Photo : Laurent Depret

« Ici, c’est un peu la Bretagne »

« Ici, c’est un peu la Bretagne », s’amuse le vice-président du Rugby Club de Vannes « association », tenancier de lieux festifs à La Baule, en Loire-Atlantique. Ce midi-là, la station balnéaire prend des airs de Golfe du Morbihan.

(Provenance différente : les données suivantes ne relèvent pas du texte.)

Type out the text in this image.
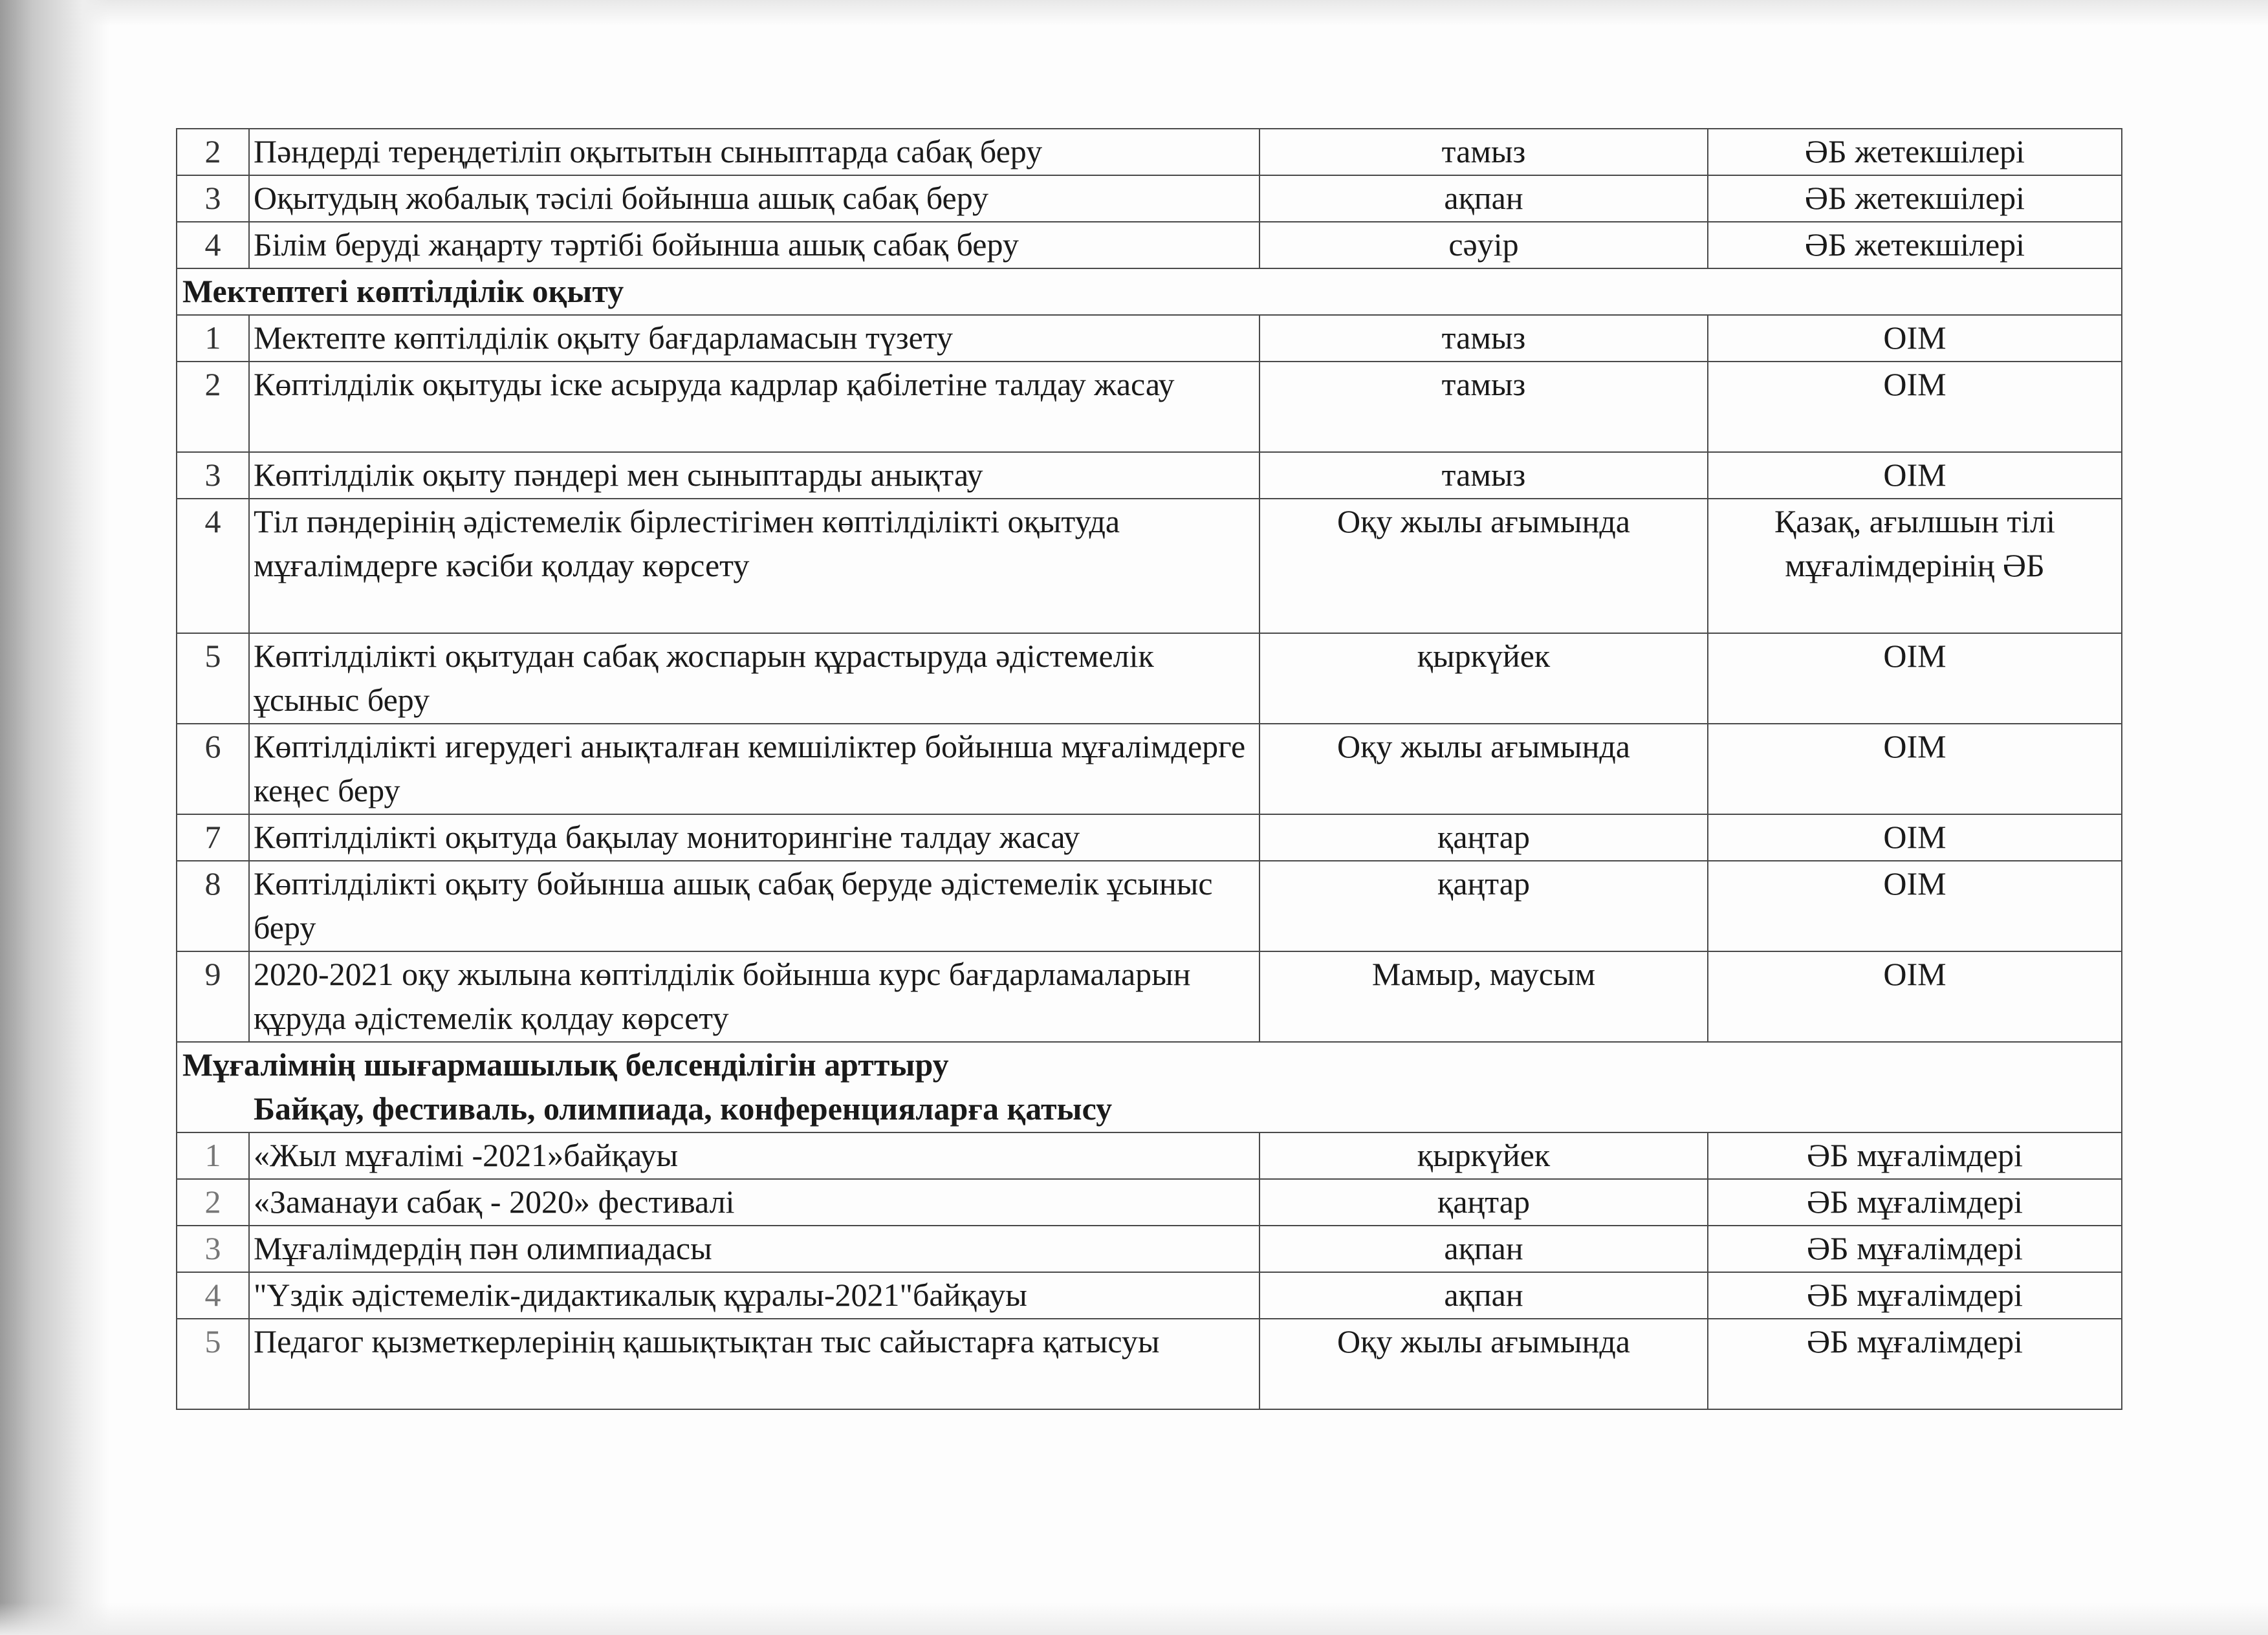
2	Пәндерді тереңдетіліп оқытытын сыныптарда сабақ беру	тамыз	ӘБ жетекшілері
3	Оқытудың жобалық тәсілі бойынша ашық сабақ беру	ақпан	ӘБ жетекшілері
4	Білім беруді жаңарту тәртібі бойынша ашық сабақ беру	сәуір	ӘБ жетекшілері
Мектептегі көптілділік оқыту			
1	Мектепте көптілділік оқыту бағдарламасын түзету	тамыз	ОІМ
2	Көптілділік оқытуды іске асыруда кадрлар қабілетіне талдау жасау	тамыз	ОІМ
3	Көптілділік оқыту пәндері мен сыныптарды анықтау	тамыз	ОІМ
4	Тіл пәндерінің әдістемелік бірлестігімен көптілділікті оқытуда мұғалімдерге кәсіби қолдау көрсету	Оқу жылы ағымында	Қазақ, ағылшын тілі мұғалімдерінің ӘБ
5	Көптілділікті оқытудан сабақ жоспарын құрастыруда әдістемелік ұсыныс беру	қыркүйек	ОІМ
6	Көптілділікті игерудегі анықталған кемшіліктер бойынша мұғалімдерге кеңес беру	Оқу жылы ағымында	ОІМ
7	Көптілділікті оқытуда бақылау мониторингіне талдау жасау	қаңтар	ОІМ
8	Көптілділікті оқыту бойынша ашық сабақ беруде әдістемелік ұсыныс беру	қаңтар	ОІМ
9	2020-2021 оқу жылына көптілділік бойынша курс бағдарламаларын құруда әдістемелік қолдау көрсету	Мамыр, маусым	ОІМ
Мұғалімнің шығармашылық белсенділігін арттыру
Байқау, фестиваль, олимпиада, конференцияларға қатысу			

1	«Жыл мұғалімі -2021»байқауы	қыркүйек	ӘБ мұғалімдері
2	«Заманауи сабақ - 2020» фестивалі	қаңтар	ӘБ мұғалімдері
3	Мұғалімдердің пән олимпиадасы	ақпан	ӘБ мұғалімдері
4	"Үздік әдістемелік-дидактикалық құралы-2021"байқауы	ақпан	ӘБ мұғалімдері
5	Педагог қызметкерлерінің қашықтықтан тыс сайыстарға қатысуы	Оқу жылы ағымында	ӘБ мұғалімдері
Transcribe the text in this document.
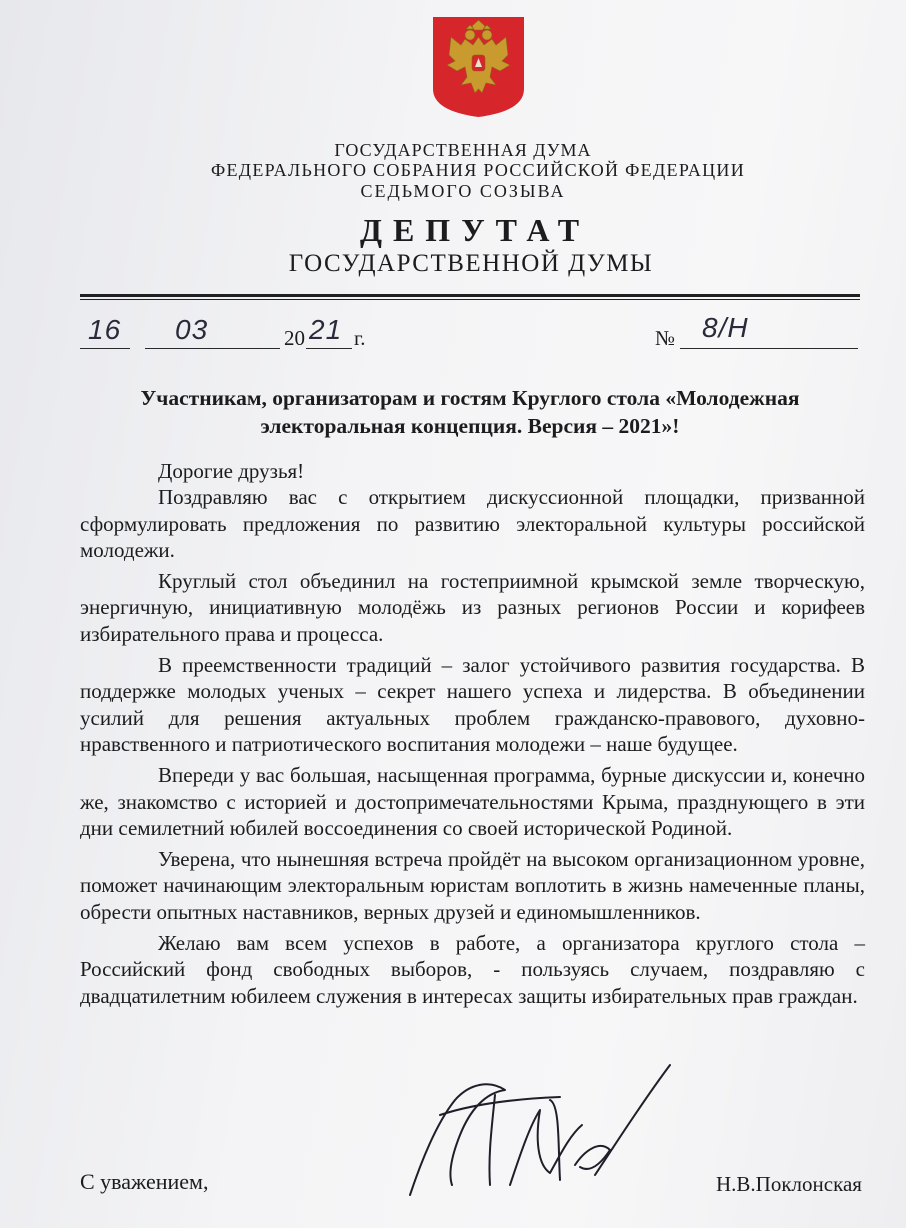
ГОСУДАРСТВЕННАЯ ДУМА
ФЕДЕРАЛЬНОГО СОБРАНИЯ РОССИЙСКОЙ ФЕДЕРАЦИИ
СЕДЬМОГО СОЗЫВА
ДЕПУТАТ
ГОСУДАРСТВЕННОЙ ДУМЫ
16 03	20 21 г.	№ 8/Н
Участникам, организаторам и гостям Круглого стола «Молодежная
электоральная концепция. Версия – 2021»!

Дорогие друзья!

Поздравляю вас с открытием дискуссионной площадки, призванной сформулировать предложения по развитию электоральной культуры российской молодежи.

Круглый стол объединил на гостеприимной крымской земле творческую, энергичную, инициативную молодёжь из разных регионов России и корифеев избирательного права и процесса.

В преемственности традиций – залог устойчивого развития государства. В поддержке молодых ученых – секрет нашего успеха и лидерства. В объединении усилий для решения актуальных проблем гражданско-правового, духовно-нравственного и патриотического воспитания молодежи – наше будущее.

Впереди у вас большая, насыщенная программа, бурные дискуссии и, конечно же, знакомство с историей и достопримечательностями Крыма, празднующего в эти дни семилетний юбилей воссоединения со своей исторической Родиной.

Уверена, что нынешняя встреча пройдёт на высоком организационном уровне, поможет начинающим электоральным юристам воплотить в жизнь намеченные планы, обрести опытных наставников, верных друзей и единомышленников.

Желаю вам всем успехов в работе, а организатора круглого стола – Российский фонд свободных выборов, - пользуясь случаем, поздравляю с двадцатилетним юбилеем служения в интересах защиты избирательных прав граждан.

С уважением,	Н.В.Поклонская
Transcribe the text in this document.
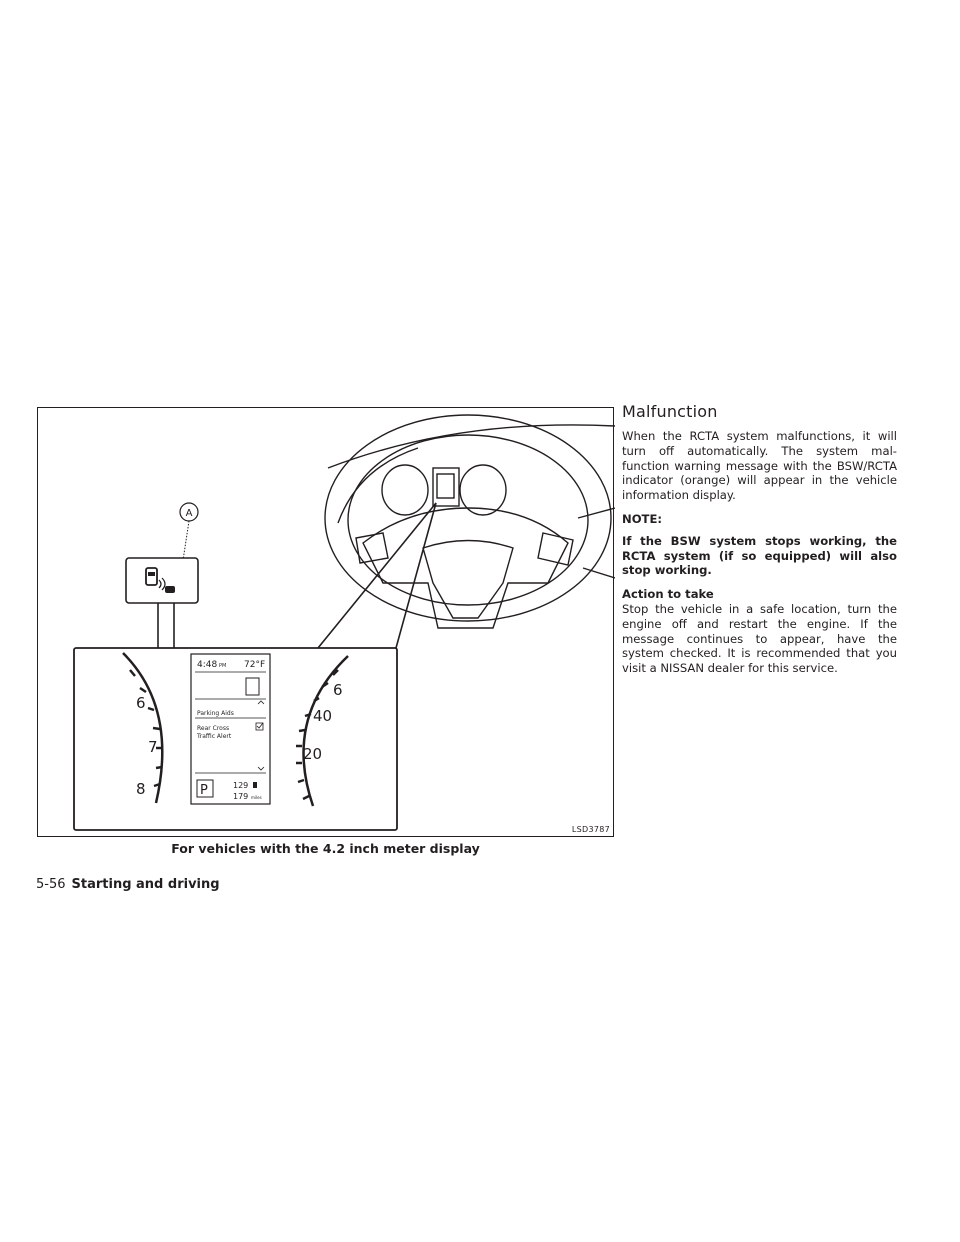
A
6
7
8
6
40
20
4:48 PM 72°F
Parking Aids
Rear Cross
Traffic Alert
P	129
179 miles
LSD3787
For vehicles with the 4.2 inch meter display
Malfunction

When the RCTA system malfunctions, it will turn off automatically. The system mal-function warning message with the BSW/RCTA indicator (orange) will appear in the vehicle information display.

NOTE:

If the BSW system stops working, the RCTA system (if so equipped) will also stop working.

Action to take

Stop the vehicle in a safe location, turn the engine off and restart the engine. If the message continues to appear, have the system checked. It is recommended that you visit a NISSAN dealer for this service.

5-56 Starting and driving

26 kilos de bois et de métal

Midi. Un improbable équipage débarque d’un SUV allemand : un petit costaud, Dave Cherry, talonneur international écossais, et Thomas Geffré, plus de deux mètres à lui tout seul. Les deux hommes sortent le trophée de la saison, le Bouclier de Pro D2 — 26 kilos de bois et de métal — sous les yeux ébahis des touristes et des aficionados des Vannetais, champions de Pro D2 et de retour dans le Top 14.

Des étoiles plein les yeux

Le moment est aussi impromptu que réjouissant : les enfants ont des étoiles plein les yeux, les parents multiplient selfies et autographes. Toulouse, c’est « on vient, on gagne et on s’en va ». Vannes, c’est « on gagne, on vient et on reste ». Bravo.

Ne pas finir comme Montauban

Reste plus qu’à le ramener entier à Vannes… et à ne pas se le faire chiper en route. L’an dernier, l’US Montauban a appris à ses dépens qu’un bouclier, ça se surveille : le trophée avait disparu lors d’une foire agricole. Une seule consigne pour le retour, donc : garder un œil sur les 26 kilos.